Adding commuter benefits helps offset opportunity costs
Are you losing money by commuting? Researchers for the online lending marketplace Lending Tree crunched the numbers to find out. They created the list of 100 largest metro areas in the United States and calculated the opportunity cost to commute in those areas.
Commuting is expensive. Lending Tree found that workers could increase their income by more than $5,679 on average if they didn’t have the commute. Workers were spending about one hour a day commuting, creating the possibility of lost wages since they had to get to work. The research didn’t consider commuting expenses like gas, tolls, maintenance for vehicles, parking costs, and more.
From the latest data available from the federal government, here’s a closer look at what Lending Tree found.
Least expensive commutes in the South and Midwest
If you’re looking for cities with the lowest opportunity costs for commuting, then Tulsa, OK, Wichita, KS, and Cleveland, OH are the places for you.
Of the 10 cities with the lowest opportunity costs, nine were in the South and the Midwest, except for Tucson, AZ. Other cities with the lowest opportunity costs include El Paso, TX, Toledo, OH, and Norfolk, VA. Opportunity costs range of the bottom 10 was $3,255 to $3,868.
Keep in mind that these cities tend to have the lowest median earnings.
The most expensive commutes were on the coasts
The most expensive commutes were found on the coasts, with 5 of the 10 in California.
The top two priciest commutes are for workers in Fremont and San Francisco. The range for the opportunity costs is between $9,214-$15,065. However, eight of the top 10 highest commutes had high median earnings. Fremont residents earn $95,221, on average, with San Francisco checking in at $90,475.

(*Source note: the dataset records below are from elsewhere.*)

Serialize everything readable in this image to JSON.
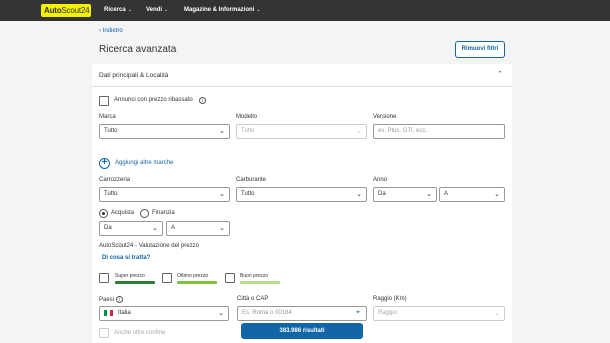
{
  "header": {
    "logo_main": "Auto",
    "logo_rest": "Scout24",
    "nav": [
      {
        "label": "Ricerca",
        "caret": "⌄"
      },
      {
        "label": "Vendi",
        "caret": "⌄"
      },
      {
        "label": "Magazine & Informazioni",
        "caret": "⌄"
      }
    ]
  },
  "page": {
    "back_label": "Indietro",
    "title": "Ricerca avanzata",
    "reset_label": "Rimuovi filtri"
  },
  "section": {
    "title": "Dati principali & Località",
    "discounted_label": "Annunci con prezzo ribassato"
  },
  "vehicle": {
    "make_label": "Marca",
    "make_value": "Tutto",
    "model_label": "Modello",
    "model_value": "Tutto",
    "version_label": "Versione",
    "version_placeholder": "es. Plus, GTI, ecc.",
    "add_makes_label": "Aggiungi altre marche"
  },
  "specs": {
    "body_label": "Carrozzeria",
    "body_value": "Tutto",
    "fuel_label": "Carburante",
    "fuel_value": "Tutto",
    "year_label": "Anno",
    "year_from": "Da",
    "year_to": "A"
  },
  "price": {
    "buy_label": "Acquista",
    "finance_label": "Finanzia",
    "from": "Da",
    "to": "A"
  },
  "evaluation": {
    "title": "AutoScout24 - Valutazione del prezzo",
    "link": "Di cosa si tratta?",
    "options": [
      {
        "label": "Super prezzo",
        "color": "#2e7d32"
      },
      {
        "label": "Ottimo prezzo",
        "color": "#7cc242"
      },
      {
        "label": "Buon prezzo",
        "color": "#b9de8c"
      }
    ]
  },
  "location": {
    "country_label": "Paesi",
    "country_value": "Italia",
    "city_label": "Città o CAP",
    "city_placeholder": "Es. Roma o 00184",
    "radius_label": "Raggio (Km)",
    "radius_value": "Raggio",
    "border_label": "Anche oltre confine"
  },
  "results_button": "383.986 risultati",
  "colors": {
    "accent": "#1166a8",
    "topbar": "#333333",
    "logo": "#f5f200",
    "flag": [
      "#009246",
      "#ffffff",
      "#ce2b37"
    ]
  }
}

Commuter benefits helps offset the costs
Adding commuter benefits to your benefits package can help employees who need to commute to the office. Commuter benefits allow your employees to save up to $270 tax-free in their paychecks every month. The money can be used to pay for commuting costs like public transit, rideshares, and qualified parking costs.
Employees are not the only ones who benefit. Employers can save on the payroll tax. An employer with 50 employees can save up to $24,000 in a year.